NOTA di Nazzarena Zorzella
La pronuncia del Consiglio di Stato, qui rassegnata, è di sicuro interesse per i cittadini stranieri, ai quali le questure non rinnovano il permesso di soggiorno nelle more del rinnovo del passaporto, lasciandoli nel limbo per lungo tempo (tanto è necessario per il rilascio del passaporto), ma è altresì di interesse per i titolari di protezione sussidiaria o umanitaria, ai quali non viene rilasciato il titolo di viaggio, previsto invece per i titolari di status di rifugiato.

 

Revoca del permesso di soggiorno per maltrattamenti in famiglia: presupposti
Il Tar Lombardia, Milano, con la sentenza n. 2770/2019 ha annullato il provvedimento del questore di Milano che aveva disposto la revoca ad un cittadino straniero a seguito di assoggettamento a misura cautelare penale «dell’allontanamento dalla casa familiare e del divieto di avvicinamento ai figli e alla moglie, in quanto indagato per il reato di maltrattamenti in famiglia, ai danni di due dei suoi tre figli e della moglie» per il reato di maltrattamenti in famiglia. Misura da cui il questore aveva tratto il convincimento della sua pericolosità sociale.

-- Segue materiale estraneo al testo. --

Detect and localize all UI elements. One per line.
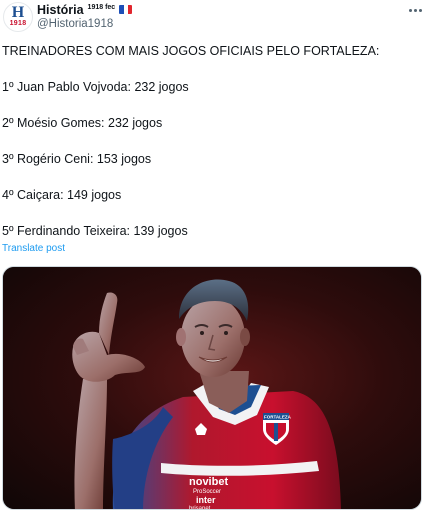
author-name-suffix: 1918 fec [87,3,116,11]
post-text-line: TREINADORES COM MAIS JOGOS OFICIAIS PELO… [2,44,380,58]
post-text-line: 2º Moésio Gomes: 232 jogos [2,116,163,130]
france-flag-icon [119,4,133,14]
avatar[interactable]: H 1918 [3,2,33,32]
post-text-line: 4º Caiçara: 149 jogos [2,188,122,202]
author-display-name[interactable]: História [37,3,84,17]
post-media-image[interactable]: novibet ProSoccer inter brisanet FORTALE… [2,266,422,510]
post-text-line: 5º Ferdinando Teixeira: 139 jogos [2,224,188,238]
translate-post-link[interactable]: Translate post [2,243,65,254]
avatar-letter: H [11,4,25,21]
avatar-year: 1918 [9,20,27,27]
author-name-row[interactable]: História 1918 fec [37,2,133,18]
post-text-line: 3º Rogério Ceni: 153 jogos [2,152,152,166]
shirt-sponsor-1: novibet [189,476,228,488]
post-header: H 1918 História 1918 fec @Historia1918 [0,0,427,34]
crest-label: FORTALEZA [264,415,292,420]
post: H 1918 História 1918 fec @Historia1918 T… [0,0,427,514]
shirt-sponsor-3: inter [196,495,216,505]
post-text-line: 1º Juan Pablo Vojvoda: 232 jogos [2,80,189,94]
shirt-sponsor-4: brisanet [189,506,211,510]
author-handle[interactable]: @Historia1918 [37,18,113,30]
more-options-icon[interactable] [407,2,423,18]
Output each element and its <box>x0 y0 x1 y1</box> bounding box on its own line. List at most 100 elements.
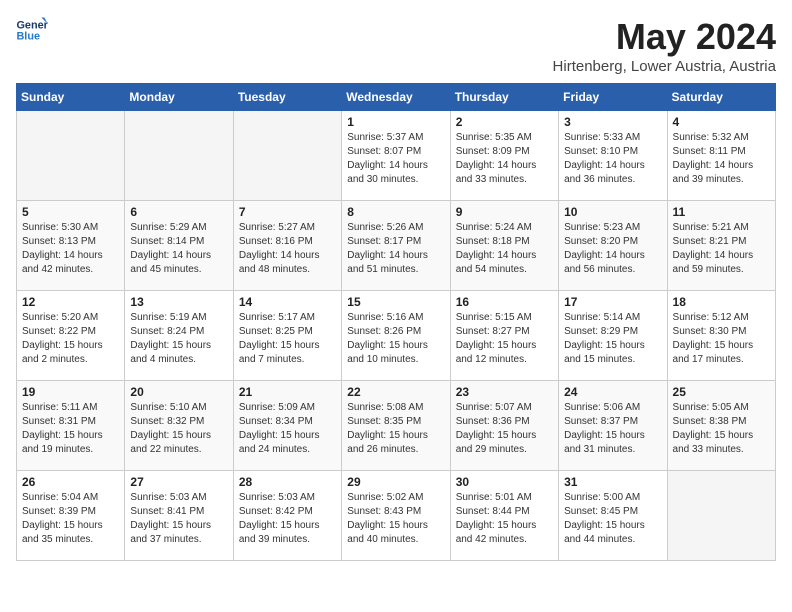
day-number: 31 <box>564 475 661 489</box>
day-number: 29 <box>347 475 444 489</box>
day-info: Sunrise: 5:26 AM Sunset: 8:17 PM Dayligh… <box>347 221 444 277</box>
calendar-week-row: 19Sunrise: 5:11 AM Sunset: 8:31 PM Dayli… <box>17 381 776 471</box>
calendar-day-cell <box>667 471 775 561</box>
weekday-header-row: SundayMondayTuesdayWednesdayThursdayFrid… <box>17 84 776 111</box>
day-info: Sunrise: 5:37 AM Sunset: 8:07 PM Dayligh… <box>347 131 444 187</box>
day-info: Sunrise: 5:07 AM Sunset: 8:36 PM Dayligh… <box>456 401 553 457</box>
calendar-day-cell: 14Sunrise: 5:17 AM Sunset: 8:25 PM Dayli… <box>233 291 341 381</box>
day-info: Sunrise: 5:35 AM Sunset: 8:09 PM Dayligh… <box>456 131 553 187</box>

Il Tar annulla detto provvedimento in quanto il questore ha assunto in maniera automatica la qualificazione di pericolosità sociale, omettendo di considerare la complessità della situazione familiare risultante dagli atti procedimentali (due dei tre figli della moglie sono affetti da disturbi comportamentali e cognitivi gravi), l’intervenuta modifica della misura cautelare con cui il GIP aveva autorizzato il cittadino straniero a visitare la moglie in ospedale, a incontrare il figlio minore e ad avvicinarsi al figlio maggiore (incapace di provvedere a se stesso) per provvedere al suo accudimento, ignorando anche la relazione del Comune di Milano che dava conto del comportamento positivo del cittadino straniero, che seguiva tutte le indicazioni dategli dai Servizi, provvedendo effettivamente all’accudimento della prole e senza tenere conto, infine, del percorso psicologico e terapeutico intrapreso.
In sede processuale il Tar ha richiesto al Comune di Milano una relazione sociale, da cui emerge il lento ma progressivo miglioramento della situazione familiare, oggettivamente problematica, tanto che «ne deriva che i comportamenti di rilevanza penale valorizzati dall’Amministrazione sono maturati e devono essere collocati in un particolare contesto temporale, sicché non sono espressivi di un’attuale e concreta pericolosità sociale del ricorrente, in quanto egli ha dato prova di attivarsi proficuamente per la gestione e la cura dei figli problematici, tanto che, ben prima dell’adozione del decreto impugnato, il giudice penale ha modificato la misura cautelare, così da consentirgli di occuparsi dei figli e di incontrare la moglie».
Proprio in conseguenza della parziale istruttoria sottesa al provvedimento di revoca del permesso di soggiorno, il Tar Milano l’ha, dunque, annullato.